Es gab schlagzeilenträchtige Fälle rund um familienkontrollierte Unternehmen und andere Formen von Rechtsstreitigkeiten, die diesen Mentalitätswandel unterstreichen: Forderungen nach mehr Befugnissen für unabhängige Vorstände und mehr Schutz für Minderheitsaktionäre trafen in den nationalen Finanzmedien auf ein breites Echo.

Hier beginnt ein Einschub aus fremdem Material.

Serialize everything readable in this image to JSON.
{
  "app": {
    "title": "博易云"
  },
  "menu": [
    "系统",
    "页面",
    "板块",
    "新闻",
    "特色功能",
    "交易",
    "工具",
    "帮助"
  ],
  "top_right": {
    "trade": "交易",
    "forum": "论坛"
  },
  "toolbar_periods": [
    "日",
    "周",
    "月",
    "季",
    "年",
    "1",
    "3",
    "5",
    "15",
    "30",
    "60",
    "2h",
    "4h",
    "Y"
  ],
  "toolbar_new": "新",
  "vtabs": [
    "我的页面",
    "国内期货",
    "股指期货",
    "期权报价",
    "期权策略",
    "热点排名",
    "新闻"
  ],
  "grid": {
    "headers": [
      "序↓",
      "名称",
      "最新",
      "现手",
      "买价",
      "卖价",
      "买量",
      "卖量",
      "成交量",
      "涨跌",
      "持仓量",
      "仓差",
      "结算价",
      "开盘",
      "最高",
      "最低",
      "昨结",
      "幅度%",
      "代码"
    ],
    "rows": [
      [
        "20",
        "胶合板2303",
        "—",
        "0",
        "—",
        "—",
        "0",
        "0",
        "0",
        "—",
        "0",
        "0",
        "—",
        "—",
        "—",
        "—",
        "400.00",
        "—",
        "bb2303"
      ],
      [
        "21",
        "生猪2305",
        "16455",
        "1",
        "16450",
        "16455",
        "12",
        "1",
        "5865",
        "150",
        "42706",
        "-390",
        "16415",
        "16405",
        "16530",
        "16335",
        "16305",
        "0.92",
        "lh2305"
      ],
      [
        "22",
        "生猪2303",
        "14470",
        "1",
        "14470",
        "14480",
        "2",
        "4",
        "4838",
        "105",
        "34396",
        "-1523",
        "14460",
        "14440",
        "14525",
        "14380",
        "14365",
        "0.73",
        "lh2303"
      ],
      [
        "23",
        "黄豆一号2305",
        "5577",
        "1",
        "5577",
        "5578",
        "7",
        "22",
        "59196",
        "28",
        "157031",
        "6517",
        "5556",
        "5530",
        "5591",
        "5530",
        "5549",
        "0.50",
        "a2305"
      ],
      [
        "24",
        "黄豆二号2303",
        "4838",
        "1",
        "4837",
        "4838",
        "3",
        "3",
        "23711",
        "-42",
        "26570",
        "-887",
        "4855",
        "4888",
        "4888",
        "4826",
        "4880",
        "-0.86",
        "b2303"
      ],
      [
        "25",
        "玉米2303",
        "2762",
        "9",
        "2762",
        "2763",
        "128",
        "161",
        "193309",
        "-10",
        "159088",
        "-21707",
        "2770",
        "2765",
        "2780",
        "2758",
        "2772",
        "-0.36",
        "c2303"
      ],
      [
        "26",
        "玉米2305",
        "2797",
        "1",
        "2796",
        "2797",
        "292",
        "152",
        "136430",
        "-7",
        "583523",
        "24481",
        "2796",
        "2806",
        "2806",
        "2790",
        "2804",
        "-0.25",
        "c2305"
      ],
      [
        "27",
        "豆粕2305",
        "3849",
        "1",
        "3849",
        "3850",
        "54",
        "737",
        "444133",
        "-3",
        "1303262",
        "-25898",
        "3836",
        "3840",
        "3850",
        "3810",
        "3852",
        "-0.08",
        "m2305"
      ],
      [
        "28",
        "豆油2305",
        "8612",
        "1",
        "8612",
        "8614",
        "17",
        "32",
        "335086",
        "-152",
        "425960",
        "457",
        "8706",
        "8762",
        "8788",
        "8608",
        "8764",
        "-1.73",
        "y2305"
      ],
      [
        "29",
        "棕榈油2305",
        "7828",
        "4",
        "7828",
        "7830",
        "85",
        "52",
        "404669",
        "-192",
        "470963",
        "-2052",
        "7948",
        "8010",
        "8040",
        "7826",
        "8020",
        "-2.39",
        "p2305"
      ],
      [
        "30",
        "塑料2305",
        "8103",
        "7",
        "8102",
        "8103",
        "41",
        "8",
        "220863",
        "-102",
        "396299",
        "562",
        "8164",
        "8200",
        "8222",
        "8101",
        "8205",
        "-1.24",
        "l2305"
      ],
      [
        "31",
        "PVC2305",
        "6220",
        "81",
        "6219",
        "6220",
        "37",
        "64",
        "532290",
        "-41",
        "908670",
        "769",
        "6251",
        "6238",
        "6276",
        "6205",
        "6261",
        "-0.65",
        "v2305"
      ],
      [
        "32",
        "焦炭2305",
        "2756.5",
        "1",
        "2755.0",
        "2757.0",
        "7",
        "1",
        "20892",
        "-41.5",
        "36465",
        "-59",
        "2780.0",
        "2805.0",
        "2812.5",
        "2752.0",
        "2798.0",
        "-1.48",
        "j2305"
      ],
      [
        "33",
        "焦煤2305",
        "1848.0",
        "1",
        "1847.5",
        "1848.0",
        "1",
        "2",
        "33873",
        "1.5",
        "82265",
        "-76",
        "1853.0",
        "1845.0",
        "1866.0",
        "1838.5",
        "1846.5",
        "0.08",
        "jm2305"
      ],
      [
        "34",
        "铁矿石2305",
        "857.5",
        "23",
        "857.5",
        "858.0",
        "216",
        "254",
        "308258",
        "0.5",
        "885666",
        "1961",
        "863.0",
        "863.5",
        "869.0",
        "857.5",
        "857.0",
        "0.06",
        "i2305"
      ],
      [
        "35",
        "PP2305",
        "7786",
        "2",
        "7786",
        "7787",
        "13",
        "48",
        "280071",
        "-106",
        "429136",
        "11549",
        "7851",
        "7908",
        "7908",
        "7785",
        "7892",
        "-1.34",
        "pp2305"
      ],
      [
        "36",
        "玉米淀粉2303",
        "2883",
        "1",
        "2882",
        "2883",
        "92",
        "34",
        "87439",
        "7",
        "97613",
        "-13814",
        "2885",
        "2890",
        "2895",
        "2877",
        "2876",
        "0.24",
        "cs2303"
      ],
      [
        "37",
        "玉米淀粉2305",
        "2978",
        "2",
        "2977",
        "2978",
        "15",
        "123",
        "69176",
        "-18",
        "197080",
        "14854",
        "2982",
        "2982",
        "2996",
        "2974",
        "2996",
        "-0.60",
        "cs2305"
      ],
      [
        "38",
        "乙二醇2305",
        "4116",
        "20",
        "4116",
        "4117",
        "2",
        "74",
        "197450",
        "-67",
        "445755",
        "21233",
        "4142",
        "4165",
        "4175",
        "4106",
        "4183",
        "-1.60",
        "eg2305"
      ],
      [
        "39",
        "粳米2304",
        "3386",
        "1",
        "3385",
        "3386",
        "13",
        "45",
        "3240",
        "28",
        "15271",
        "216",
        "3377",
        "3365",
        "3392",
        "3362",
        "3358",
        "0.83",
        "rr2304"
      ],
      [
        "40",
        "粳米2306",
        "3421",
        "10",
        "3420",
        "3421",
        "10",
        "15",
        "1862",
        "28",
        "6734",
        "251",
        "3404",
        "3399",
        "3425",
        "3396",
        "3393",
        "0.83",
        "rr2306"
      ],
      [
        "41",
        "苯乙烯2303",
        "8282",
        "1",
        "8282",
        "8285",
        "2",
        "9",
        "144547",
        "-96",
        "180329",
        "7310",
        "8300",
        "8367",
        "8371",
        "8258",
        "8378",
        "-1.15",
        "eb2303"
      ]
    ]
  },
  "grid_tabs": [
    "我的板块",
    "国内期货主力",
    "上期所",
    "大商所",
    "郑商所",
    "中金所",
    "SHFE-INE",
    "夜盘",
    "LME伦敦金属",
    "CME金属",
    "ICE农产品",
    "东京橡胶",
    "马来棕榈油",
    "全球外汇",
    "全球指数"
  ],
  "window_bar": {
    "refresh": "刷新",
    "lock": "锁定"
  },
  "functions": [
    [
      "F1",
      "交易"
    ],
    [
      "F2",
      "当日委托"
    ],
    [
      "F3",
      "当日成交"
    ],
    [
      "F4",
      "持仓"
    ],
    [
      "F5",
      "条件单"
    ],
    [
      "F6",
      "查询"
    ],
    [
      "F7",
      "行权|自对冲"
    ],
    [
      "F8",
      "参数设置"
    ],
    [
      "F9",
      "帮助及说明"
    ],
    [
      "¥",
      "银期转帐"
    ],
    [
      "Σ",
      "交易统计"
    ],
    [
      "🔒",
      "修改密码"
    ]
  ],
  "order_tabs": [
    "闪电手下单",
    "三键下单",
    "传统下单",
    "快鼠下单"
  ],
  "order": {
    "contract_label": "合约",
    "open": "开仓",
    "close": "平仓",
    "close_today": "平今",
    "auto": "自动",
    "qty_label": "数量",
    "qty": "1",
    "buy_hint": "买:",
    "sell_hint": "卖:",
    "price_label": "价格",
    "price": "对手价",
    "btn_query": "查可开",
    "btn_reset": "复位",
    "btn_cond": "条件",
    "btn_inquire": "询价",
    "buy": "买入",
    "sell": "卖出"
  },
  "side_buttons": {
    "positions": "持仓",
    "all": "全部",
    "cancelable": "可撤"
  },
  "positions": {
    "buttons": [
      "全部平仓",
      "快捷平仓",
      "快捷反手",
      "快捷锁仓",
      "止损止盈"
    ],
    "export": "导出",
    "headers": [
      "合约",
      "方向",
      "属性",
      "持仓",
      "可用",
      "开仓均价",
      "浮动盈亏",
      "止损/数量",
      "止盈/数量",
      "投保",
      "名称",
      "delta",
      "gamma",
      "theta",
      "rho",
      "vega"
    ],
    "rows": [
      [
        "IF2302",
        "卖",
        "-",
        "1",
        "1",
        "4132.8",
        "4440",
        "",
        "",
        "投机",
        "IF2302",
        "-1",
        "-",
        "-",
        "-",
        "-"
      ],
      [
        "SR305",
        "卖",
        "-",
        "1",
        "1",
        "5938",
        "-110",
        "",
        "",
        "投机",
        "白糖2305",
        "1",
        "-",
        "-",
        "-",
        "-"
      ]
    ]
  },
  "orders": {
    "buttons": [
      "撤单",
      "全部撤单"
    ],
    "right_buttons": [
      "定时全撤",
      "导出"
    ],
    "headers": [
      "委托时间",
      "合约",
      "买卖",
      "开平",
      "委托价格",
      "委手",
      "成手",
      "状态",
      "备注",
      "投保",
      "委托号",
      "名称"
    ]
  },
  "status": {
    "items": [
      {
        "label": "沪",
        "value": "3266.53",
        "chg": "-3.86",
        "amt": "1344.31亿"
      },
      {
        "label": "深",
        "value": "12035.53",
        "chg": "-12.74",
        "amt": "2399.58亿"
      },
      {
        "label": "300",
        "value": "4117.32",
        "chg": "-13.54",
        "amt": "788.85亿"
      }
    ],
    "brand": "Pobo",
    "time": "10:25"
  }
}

6. Indiens Märkte sind äußerst liquide
Die indischen Aktienmärkte sind nicht nur groß, sie sind auch äußerst liquide. Über 170 an indischen Börsen notierte Aktien weisen eine Marktkapitalisierung von mehr als 5 Mrd. USD auf (der vierthöchste Wert weltweit). Das tägliche Umsatzvolumen ist hoch. Mehr als 250 Aktien weisen einen durchschnittlichen Tagesumsatz von über 10 Mio. USD auf. Diese Größenordnung wird lediglich von den Aktienmärkten Japans, der USA und Chinas übertroffen.
7. Indiens Aktienmärkte bewegen sich nicht im Gleichschritt mit anderen
Die indischen Aktienmärkte weisen für gewöhnlich eine geringe Korrelation zu anderen großen Aktienmärkten auf. Indien weist nicht nur eine mäßige Korrelation zu den Märkten der Industrieländer auf (0,59 ggü. Europa, 0,54 ggü. den USA, 0,49 ggü. Japan). Seine Aktienmärkte stellen auch verglichen mit vielen Bestandteilen des MSCI Emerging Markets (0,57 ggü. Korea, 0,44 ggü. China) eine ebenso geringe oder sogar noch niedrigere Korrelation unter Beweis. Eine erhöhte Allokation in indische Aktien für ein in globalen Aktien oder Schwellenländerwerten investiertes Portfolio kann folglich unter ansonsten gleichen Bedingungen das Risiko-Rendite-Profil verbessern.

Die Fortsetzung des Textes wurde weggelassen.